Along with pasta, olive oil, and wine, I think you could also add "breakfast pastries" to the list of "Things Italy Has Down Pat." The typical Italian breakfast does after all consist of a coffee and something sweet, and Italy has thus risen to the occasion, boasting a wide selection of morning treats, including, but not limited to: the buttery, chocolate-studded saccottino, the sugar-dusted bombolone, the cream-filled maritozzo, the jammy crostata, and, most popular of them all, the cornetto, aka the sweeter cousin of the French croissant.
A good cornetto is a beautiful thing, possessing a flaky, slightly buttery exterior -- so flaky in fact that a flurry of crumbs are bound to shower whatever surface you're eating over -- that contrasts with its cloud-like interior, which is sometimes filled with a dollop of Nutella or jam. Lucky for me, the cafe in my workplace is right down the hall from my office, and the cornetti happen to be top-knotch (my usual choice is the integrale or whole-grain cornetto, which means, or so I tell myself, that it's actually lighter than the average cornetto, prominent butter flavor be damned). It's a yummy breakfast-on-the-go for the days where you hit the snooze button one time too many, portable and easily eaten at your desk, if need be (just be sure to sweep away the aforementioned inevitable crumbs).
But this is the thing, you guys: as much as I love cornetti, I'd be lying if I said our relationship was perfect. They're not among the most nutritious breakfast items in the world, all superficial buttery deliciousness without much substance or depth, and I don't think I'm alone in saying that they leave you hungry an hour or two after consuming one.
A homemade granola bar, on the other hand -- though a lot less glamorous than an Italian cornetto -- could just very well be the answer to your breakfast-on-the-go prayers, a healthy yet quick option for the "I should have left for work 10 minutes ago" crowd or those who simply have resolved to eat a little better this year. While they might not have the decadence factor of a breakfast pastry, they're yummy and delicious in their own virtuous way, packed with sweet dates and oats and almonds that keep you full, tinged with salty peanut butter and honey, soft and chewy save the pleasant crunchiness from the almonds. They take only a few minutes to make, and unlike store-bought bars, are free of corn syrup and added sugar, made with only five (yes five!) ingredients. And if you've got the healthy breakfast thing down, but struggle after lunch -- no worries, these make a good 3pm snack too (I speak from experience).
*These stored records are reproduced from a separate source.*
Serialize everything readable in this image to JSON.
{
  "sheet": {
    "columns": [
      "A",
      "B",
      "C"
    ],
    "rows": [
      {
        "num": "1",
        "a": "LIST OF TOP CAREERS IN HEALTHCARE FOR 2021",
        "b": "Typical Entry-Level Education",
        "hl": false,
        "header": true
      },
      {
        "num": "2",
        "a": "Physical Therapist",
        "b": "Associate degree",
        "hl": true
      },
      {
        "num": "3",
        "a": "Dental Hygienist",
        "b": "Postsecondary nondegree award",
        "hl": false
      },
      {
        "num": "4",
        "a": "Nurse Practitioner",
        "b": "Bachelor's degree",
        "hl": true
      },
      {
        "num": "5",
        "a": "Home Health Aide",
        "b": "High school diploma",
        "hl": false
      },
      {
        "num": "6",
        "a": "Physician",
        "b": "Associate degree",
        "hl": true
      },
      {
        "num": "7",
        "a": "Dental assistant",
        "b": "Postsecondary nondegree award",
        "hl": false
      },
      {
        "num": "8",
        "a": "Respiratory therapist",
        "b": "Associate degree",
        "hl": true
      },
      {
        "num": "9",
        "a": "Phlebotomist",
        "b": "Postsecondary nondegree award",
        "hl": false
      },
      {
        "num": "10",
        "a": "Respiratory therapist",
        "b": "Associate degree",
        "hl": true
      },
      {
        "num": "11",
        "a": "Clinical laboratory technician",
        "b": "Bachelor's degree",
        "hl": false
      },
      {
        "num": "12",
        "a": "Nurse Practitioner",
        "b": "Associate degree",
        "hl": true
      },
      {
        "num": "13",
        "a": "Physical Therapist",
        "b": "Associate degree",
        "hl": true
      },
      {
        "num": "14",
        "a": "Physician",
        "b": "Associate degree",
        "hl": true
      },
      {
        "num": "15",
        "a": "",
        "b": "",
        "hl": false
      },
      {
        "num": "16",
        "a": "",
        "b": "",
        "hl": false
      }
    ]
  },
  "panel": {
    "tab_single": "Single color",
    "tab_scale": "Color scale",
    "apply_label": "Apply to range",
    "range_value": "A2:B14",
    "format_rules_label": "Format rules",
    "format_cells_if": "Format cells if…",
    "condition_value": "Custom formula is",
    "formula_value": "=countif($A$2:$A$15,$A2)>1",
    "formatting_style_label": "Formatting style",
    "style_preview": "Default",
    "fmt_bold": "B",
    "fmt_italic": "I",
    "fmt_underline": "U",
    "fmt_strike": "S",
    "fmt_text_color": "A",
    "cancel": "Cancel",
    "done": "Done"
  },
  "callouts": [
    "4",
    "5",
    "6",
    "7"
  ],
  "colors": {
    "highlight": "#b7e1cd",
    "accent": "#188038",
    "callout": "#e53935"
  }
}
A couple of notes: If you want to make things really healthy, feel free to use all-natural peanut butter or even almond butter (I used crunch Skippy peanut butter with good results). You can use maple syrup or agave nectar in place of the honey, if you'd like. Use the stickiest freshest dates you can find -- if you use really dry ones, the bars won't hold together as well. Finally, you can store these in an airtight container for up to a few days, or keep them in the freezer with good results. Sorry for the lack of step-by-step photos, but I made these on a Tuesday night and photographed them the following morning before work!
5-INGREDIENT GRANOLA BARS
1 heaping cup packed (220 g) dates, pitted
1/4 cup (84 g) honey
1/4 cup (64 g) peanut butter, smooth or crunchy
1 cup (112 g) unsalted almonds, chopped
1 1/2 cups (135 g) rolled oats
Toast your oats and almonds on a baking sheet in a 350 degree oven for 10-15 minutes, or until slightly golden brown. Place in a bowl and set aside. Note that this step is optional, I happen to like the toasted flavor of the almonds and oatmeal but feel free to skip if you want!
Process the dates in a food processor for about 1 minutes, or until it forms a "dough" like consistency and rolls in to a ball. Add this to the same bowl as the oats and almonds.
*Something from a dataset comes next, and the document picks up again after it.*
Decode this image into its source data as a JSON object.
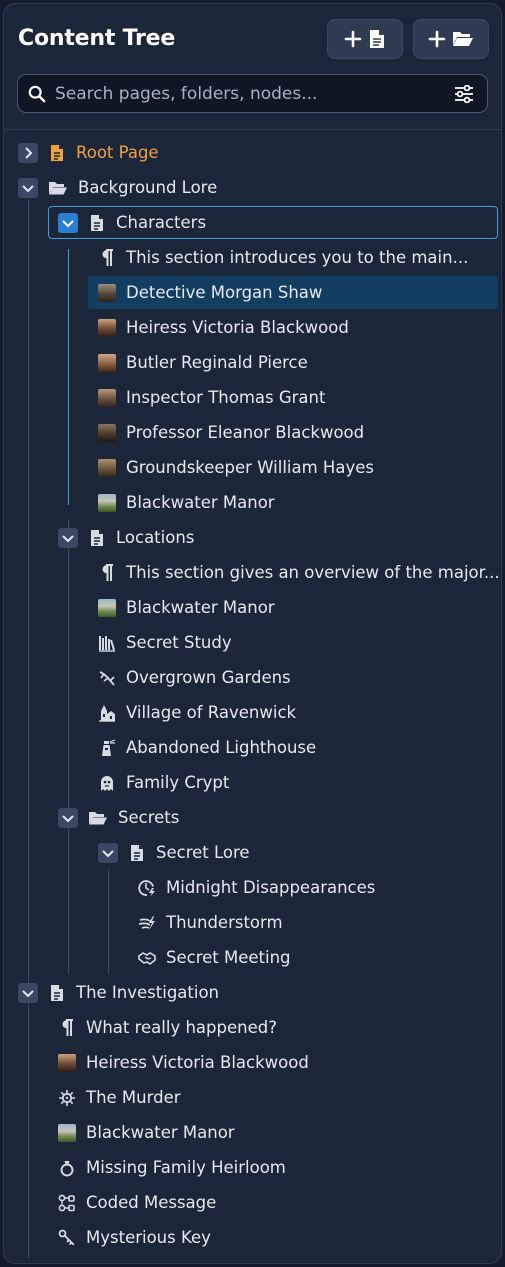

Next, stir together the honey and peanut butter in a small saucepan over low heat until melted and well combined. Pour the peanut butter and honey mixture over the oat, almond, and date mixture and stir well, using the spoon to break up and spread the dates around.
Once everything is well mixed, transfer your granola bar "dough" to an 8x8-inch baking dish lined with plastic wrap or parchment paper (I used aluminum foil with no problems). Using a drinking glass, press the mixture down until it is flattened and compact -- make sure you really pack the bars together so they stay intact when you cut them. Cover the granola bars with parchment or plastic wrap, and let firm up in fridge or freezer for 15-20 minutes. Remove the square of granola from the pan (just lift out the aluminum foil/parchment paper/plastic wrap) and transfer it to a cutting board. Cut in to 10 bars and serve.